Immanuel Kant proposes something similar in his moral theory. One formulation of his "categorical imperative" is "Act in such a way that you treat humanity, whether in your own person or in the person of another, always at the same time as an end and never simply as a means" (Grounding for the Metaphysics of Morals, 429, trans. James W. Ellington, Hackett Publishing Company,  1981).
For Kant, understanding people as "ends" is the same as understanding them as "rational agents." By this, he means that people set their own goals, and thus are sources of new activity in the world. Kant then connects human rationality to the concept of "goodness" in the following way. Ultimately, the "true function" of our rational nature "must be to produce a will which is not merely good as a means to some further end, but is good in itself" (396). He makes this comment on the heels of just having argued that rationality is not for the purpose of survival alone--instinct can and does aid in the survival of many other living organisms. Nor is the purpose of rationality to ensure happiness--it doesn't do a very good job at that! We cannot really plan for our own happiness (even if we do all desire it). So there is some other purpose for our having rationality: producing a will that is good in itself (that wills good for the sake of goodness alone).
When our will is thus purified, the goals that we set and the activity that results from our trying to fulfill these goals brings new goodness into the world. By treating people "as ends," we respect them as potential sources of new goodness for the world. And by "responding to that of God within everyone," we try, in our relations with others, to encourage them to bring that potential goodness forth.

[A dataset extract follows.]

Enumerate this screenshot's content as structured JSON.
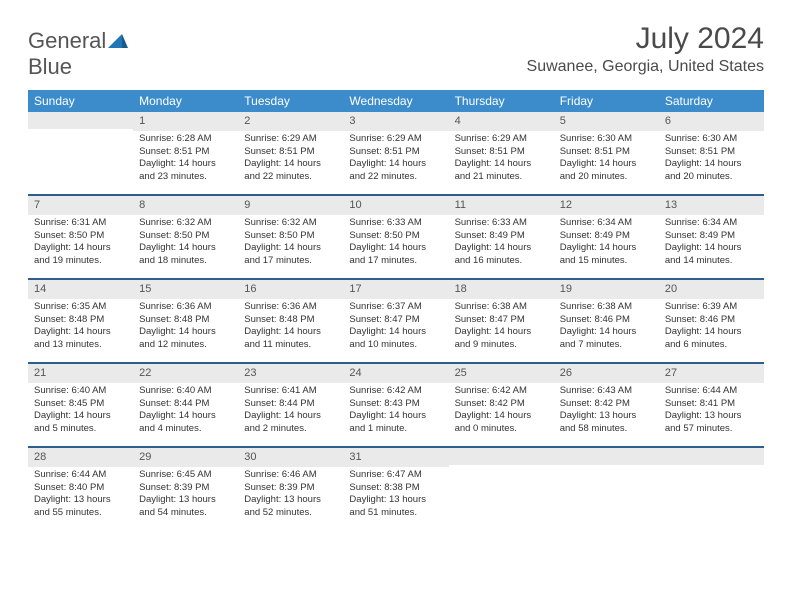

The early Quakers believed that humans can reach a kind of perfection in life, and they too connected this notion with a kind of purification of will (see for example Barclay's Proposition VIII, in his Apology [1675/1678]). Barclay believed that it is an insult to God to think that God created us so badly that a kind of human perfection is impossible. He also worries that a doctrine that human perfectibility is impossible can make us all too willing to accept our shortcomings.
"What is the purpose of such a strange doctrine? The imperfection of Christians comes either from God or from themselves. If it is of their own doing, it must be because they fall short of using the power of obedience that was given them. In that case, they were capable of achieving God's will with his aid. But our opponents deny this, so they are not to be blamed for continuing in sin since they are incapable of doing otherwise" (Barclay's Apology in Modern English, edited by Dean Freiday, p. 158).
Barclay does not believe that reaching a kind of perfection makes us invulnerable to future sin or error. "If [those who have attained a measure of perfection] are not watchful they may fall into iniquity and lose it. Many good and holy men have had their ups and downs of this kind" but sin "does not destroy him altogether or make it impossible to rise again" (156). He goes on to argue that, "nevertheless a state can be attained in this life in which it becomes so natural to act righteously that a condition of stability is achieved in which sin is impossible" (157).
Do Quakers today still believe that this kind of perfectibility is possible?